Please note, there are two types of connector config (do not forget to set a real value for each parameter before using it):

Example

Prerequisites:

  • Launch MindsDB instance where HTTP API interface is running on docker network interface inet ip (it is 172.17.0.1 in general)
  • Train a new model. You may use this tutorial as example
  • run test kafka environment - docker-compose up -d (see details above)

Create the connector instance:

To create a connector need to send POST request to specific connectors url with connector configuration in JSON format:

import requests

MINDSDB_URL = "http://172.17.0.1:47334"
CONNECTOR_NAME = "MindsDBConnector"
INTEGRATION_NAME = 'test_kafka'
KAFKA_PORT = 9092
KAFKA_HOST = "127.0.0.1"

CONNECTOR_NAME = "MindsDBConnector"
CONNECTORS_URL = "http://127.0.0.1:9021/api/connect/connect-default/connectors"
STREAM_IN = "topic_in"
STREAM_OUT = "topic_out"

PREDICTOR_NAME = "YOUR_MODEL_NAME" # set actual model name here

params = {"name": CONNECTOR_NAME,
          "config": {"connector.class": "com.mindsdb.kafka.connect.MindsDBConnector",
                     "topics": STREAM_IN,
                     "mindsdb.url": MINDSDB_URL,
                     "kafka.api.host": KAFKA_HOST,
                     "kafka.api.port": KAFKA_PORT,
                     "kafka.api.name": INTEGRATION_NAME,
                     "predictor.name": PREDICTOR_NAME,
                     "output.forecast.topic": STREAM_OUT,
                     "security.protocol": "SASL_PLAINTEXT",
                     "sasl.mechanism": "PLAIN",
                     "sasl.plain.username": "admin",
                     "sasl.plain.password": "admin-secret",
                     }
          }

headers = {"Content-Type": "application/json"}
res = requests.post(CONNECTORS_URL, json=params, headers=headers)

The code above creates a MindsDB Kafka connector which uses PREDICTOR_NAME model, receives source data from STREAM_IN kafka topic and sends prediction results to STREAM_OUT kafka topic.

Send source data and receive prediction results:

There are many kafka clients implementations, and you may find the best one for your goals.

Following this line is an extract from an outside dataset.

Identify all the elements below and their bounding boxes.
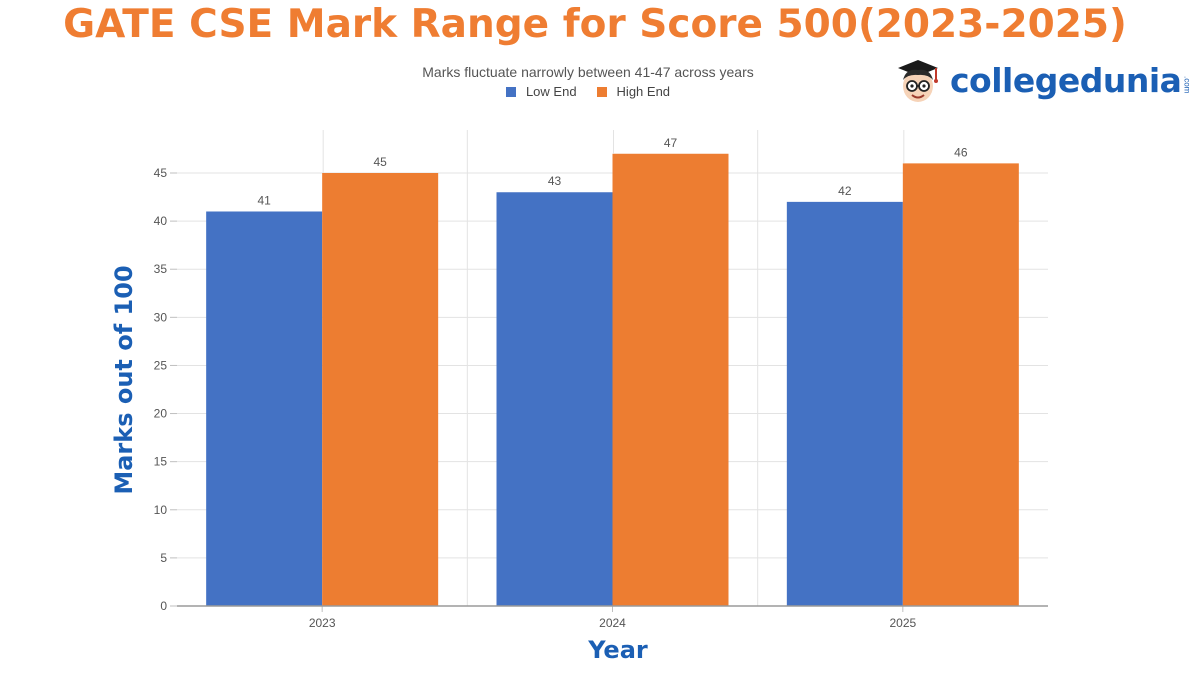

import sys                                                                                                                                                  
import json
import kafka
connection_info = {"bootstrap_servers": "127.0.0.1:9092",
                   "security_protocol": "SASL_PLAINTEXT",
                   "sasl_mechanism": "PLAIN",
                   "sasl_plain_username": "admin",
                   "sasl_plain_password": "admin-secret"}
producer = kafka.KafkaProducer(**connection_info)
if __name__ == '__main__':
    print(json.dumps(connection_info))
    if len(sys.argv) == 1:
        topic = "topic_in"
    else:
        topic = sys.argv[1]
    for x in range(1, 4):
        data = {"Age": x+20, "Weight": x * x * 0.8 + 200, "Height": x * x * 0.5 + 65}
        to_send = json.dumps(data)
        producer.send(topic, to_send.encode('utf-8'))
    producer.close()

This piece of code generates and sends for source records to topic_in (by default) or any other topic (if it is provided and cmd parameter).

import sys
import json
import kafka

connection_info = {"bootstrap_servers": "127.0.0.1:9092",
                   "security_protocol": "SASL_PLAINTEXT",
                   "sasl_mechanism": "PLAIN",
                   "sasl_plain_username": "admin",
                   "sasl_plain_password": "admin-secret",
                   "auto_offset_reset": 'earliest',
                   "consumer_timeout_ms": 1000}

consumer = kafka.KafkaConsumer(**connection_info)


if __name__ == '__main__':
    print(json.dumps(connection_info))
    if len(sys.argv) == 1:
        topic = "topic_out"
    else:
        topic = sys.argv[1]
    consumer.subscribe(topics=[topic])
    for msg in consumer:
        print(msg.value)
        print("-" * 100)

While this one shows how to read prediction results from topic_out (by default) or any other topic (if it is provided and cmd parameter).